Docker is really powerful when you start combining multiple containers together. Docker-compose is the tool you use for this. Docker compose uses a single file: docker-compose.yml which allows you to describe the containers you want and the relationships between them. Using this file you can bring up your containers in specific order, specify how and where they become available to the outside world, where they store their data, and any number of more interesting and complicated things. In addition, it is possible to describe containers in terms of build instructions, which means that you can have multiple images assemble themselves and then deploy them in relation to each other. This is especially useful for development, where you can create complex containers on the fly.
If you want a stack of services for local development purposes, then you can probably stop here.
3. Stacks and Swarms
Docker stack does a very similar thing to docker-compose. In fact, it's confusing because it initially looks exactly the same. You even describe a stack using the same docker-compose.yml file! One of the first things you'll notice right away, however, is that some of the settings in your docker-compose.yml will be ignored when you deploy as a stack. In particular, docker stack doesn't support 'building' anything, it will only work with precomposed images. This is a huge clue indicating what stack is for: deployment. Specifically it's for deployment in a "swarm" which may consist of a single computer but might also be a large and complicated system featuring multiple nodes. In such a case, concurrency is important: you need to guarentee every container is the same at pretty much the same time, hence the lack of build support. Swarms also have some other neat features, including docker secrets, which is a way to securely share information like api tokens across your entire swarm.
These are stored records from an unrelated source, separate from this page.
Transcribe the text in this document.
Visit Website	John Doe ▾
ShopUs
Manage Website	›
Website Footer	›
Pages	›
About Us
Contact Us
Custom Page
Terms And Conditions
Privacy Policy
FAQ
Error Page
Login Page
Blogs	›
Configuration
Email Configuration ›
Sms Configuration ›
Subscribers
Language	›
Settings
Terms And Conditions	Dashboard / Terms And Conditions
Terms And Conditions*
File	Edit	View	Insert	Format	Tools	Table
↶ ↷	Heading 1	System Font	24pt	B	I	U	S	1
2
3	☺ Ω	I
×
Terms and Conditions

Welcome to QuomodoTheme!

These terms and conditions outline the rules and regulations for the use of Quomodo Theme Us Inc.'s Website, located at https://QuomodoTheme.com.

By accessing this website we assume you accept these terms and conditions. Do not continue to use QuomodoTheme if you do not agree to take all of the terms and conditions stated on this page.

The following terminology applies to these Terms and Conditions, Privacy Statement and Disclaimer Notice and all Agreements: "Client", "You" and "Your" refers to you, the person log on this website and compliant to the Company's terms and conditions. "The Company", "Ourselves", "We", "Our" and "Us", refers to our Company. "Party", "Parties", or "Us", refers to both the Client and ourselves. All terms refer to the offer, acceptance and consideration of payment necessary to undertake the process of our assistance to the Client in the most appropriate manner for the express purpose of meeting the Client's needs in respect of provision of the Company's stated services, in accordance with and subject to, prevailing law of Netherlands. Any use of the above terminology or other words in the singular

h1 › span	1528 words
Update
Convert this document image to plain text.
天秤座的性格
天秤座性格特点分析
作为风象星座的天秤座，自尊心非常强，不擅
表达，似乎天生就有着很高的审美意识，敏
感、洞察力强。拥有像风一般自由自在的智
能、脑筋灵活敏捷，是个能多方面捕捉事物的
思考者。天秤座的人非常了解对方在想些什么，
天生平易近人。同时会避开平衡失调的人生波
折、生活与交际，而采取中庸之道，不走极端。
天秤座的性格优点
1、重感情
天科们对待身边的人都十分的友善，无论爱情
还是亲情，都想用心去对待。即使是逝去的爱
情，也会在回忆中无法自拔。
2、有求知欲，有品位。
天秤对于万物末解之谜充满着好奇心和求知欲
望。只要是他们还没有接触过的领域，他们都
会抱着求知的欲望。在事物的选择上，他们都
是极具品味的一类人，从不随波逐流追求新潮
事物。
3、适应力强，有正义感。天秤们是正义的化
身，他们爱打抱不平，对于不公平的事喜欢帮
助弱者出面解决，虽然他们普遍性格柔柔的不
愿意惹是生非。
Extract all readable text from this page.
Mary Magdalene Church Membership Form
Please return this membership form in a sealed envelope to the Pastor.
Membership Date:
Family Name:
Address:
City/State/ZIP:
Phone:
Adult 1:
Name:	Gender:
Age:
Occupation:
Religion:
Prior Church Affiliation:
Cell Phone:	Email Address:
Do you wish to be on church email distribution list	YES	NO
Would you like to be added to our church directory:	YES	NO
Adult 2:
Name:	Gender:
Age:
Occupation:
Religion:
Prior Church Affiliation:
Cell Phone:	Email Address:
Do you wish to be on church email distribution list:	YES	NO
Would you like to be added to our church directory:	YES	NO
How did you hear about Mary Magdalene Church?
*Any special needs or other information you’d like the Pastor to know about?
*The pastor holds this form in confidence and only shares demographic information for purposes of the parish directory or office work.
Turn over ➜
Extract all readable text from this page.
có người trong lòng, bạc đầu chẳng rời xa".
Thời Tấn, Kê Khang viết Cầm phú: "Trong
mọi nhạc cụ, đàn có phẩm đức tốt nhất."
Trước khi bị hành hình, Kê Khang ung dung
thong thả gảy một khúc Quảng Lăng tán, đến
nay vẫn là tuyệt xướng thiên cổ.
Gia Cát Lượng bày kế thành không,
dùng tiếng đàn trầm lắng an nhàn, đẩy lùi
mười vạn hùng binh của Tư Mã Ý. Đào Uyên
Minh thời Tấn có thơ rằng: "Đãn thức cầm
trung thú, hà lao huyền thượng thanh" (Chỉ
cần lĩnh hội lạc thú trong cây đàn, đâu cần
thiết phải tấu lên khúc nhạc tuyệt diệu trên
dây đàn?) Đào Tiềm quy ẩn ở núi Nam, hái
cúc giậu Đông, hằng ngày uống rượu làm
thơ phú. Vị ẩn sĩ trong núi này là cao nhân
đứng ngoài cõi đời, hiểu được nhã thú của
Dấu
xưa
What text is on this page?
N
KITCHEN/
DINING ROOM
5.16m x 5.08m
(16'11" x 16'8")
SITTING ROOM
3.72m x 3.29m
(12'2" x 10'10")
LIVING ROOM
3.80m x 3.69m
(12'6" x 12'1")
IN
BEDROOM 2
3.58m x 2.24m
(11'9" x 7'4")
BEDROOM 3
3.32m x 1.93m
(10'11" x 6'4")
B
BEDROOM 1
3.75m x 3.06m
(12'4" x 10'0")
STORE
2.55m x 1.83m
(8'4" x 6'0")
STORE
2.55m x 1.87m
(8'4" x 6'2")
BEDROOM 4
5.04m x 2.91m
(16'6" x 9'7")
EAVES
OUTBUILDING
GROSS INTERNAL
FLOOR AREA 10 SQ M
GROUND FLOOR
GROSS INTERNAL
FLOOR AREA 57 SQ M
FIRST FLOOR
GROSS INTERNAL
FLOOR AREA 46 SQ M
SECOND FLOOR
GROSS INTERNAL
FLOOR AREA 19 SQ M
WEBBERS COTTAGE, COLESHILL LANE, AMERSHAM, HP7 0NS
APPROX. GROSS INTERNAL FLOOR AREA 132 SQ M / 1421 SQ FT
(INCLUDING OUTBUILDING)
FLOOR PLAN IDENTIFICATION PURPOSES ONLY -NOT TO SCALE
Heuristic: use docker and docker-compose for local work. When you're ready for deploying to the outside world, start thinking about swarms and stacks.
The transition between local development and production or staging is where docker repositories come in handy. Docker repositories (or more generically: container repositories) do what they say on the tin: they store an image ready for use elsewhere.
One major difference from code repositories: images are "snapshots" and can't be partially versioned as you can do with code. Containers can be tagged (including the automatic 'latest' tag), but are sealed boxes including all the code and configuration you need. As a good practice, you should tag each of these with a release number or name to ensure all the containers running your image are aligned (something that is especially important when you're running at scale).
Back in the early days, when you just ran 'docker hello-world', you used a repository. That's where the 'hello-world' image came from.
In step 2, when you were using 'docker-composer', you probably used a repository (or several). That's where things like Postgres and nginx repositories come from when you specified 'image.'
For deployment purposes, you're going to want your app packed into a container so your production cluster can launch it into a swarm without any trouble.
By the time you are ready to deploy a swarm you will have read enough tutorials that there's not much more I can tell you, except some parting advice: Gitlab offers unlimited free private container repositories.
There's a companion repository I've put togther to get you started
Run through this and you will end up with a SSL-secured Docker swarm manager prepped to deploy Nginx reverse-proxied apps which it will retrieve automatically on update via Watchtower. In addition, this setup includes a functional firewall and IP-restricted Portainer.
Note: You probably do NOT want anything here if you are just trying to use docker locally on your own machine. This is specifically for getting an SSL secured swarm set up for hosting, which is something I found significantly difficult I decided to pull it all together. Happy Containering!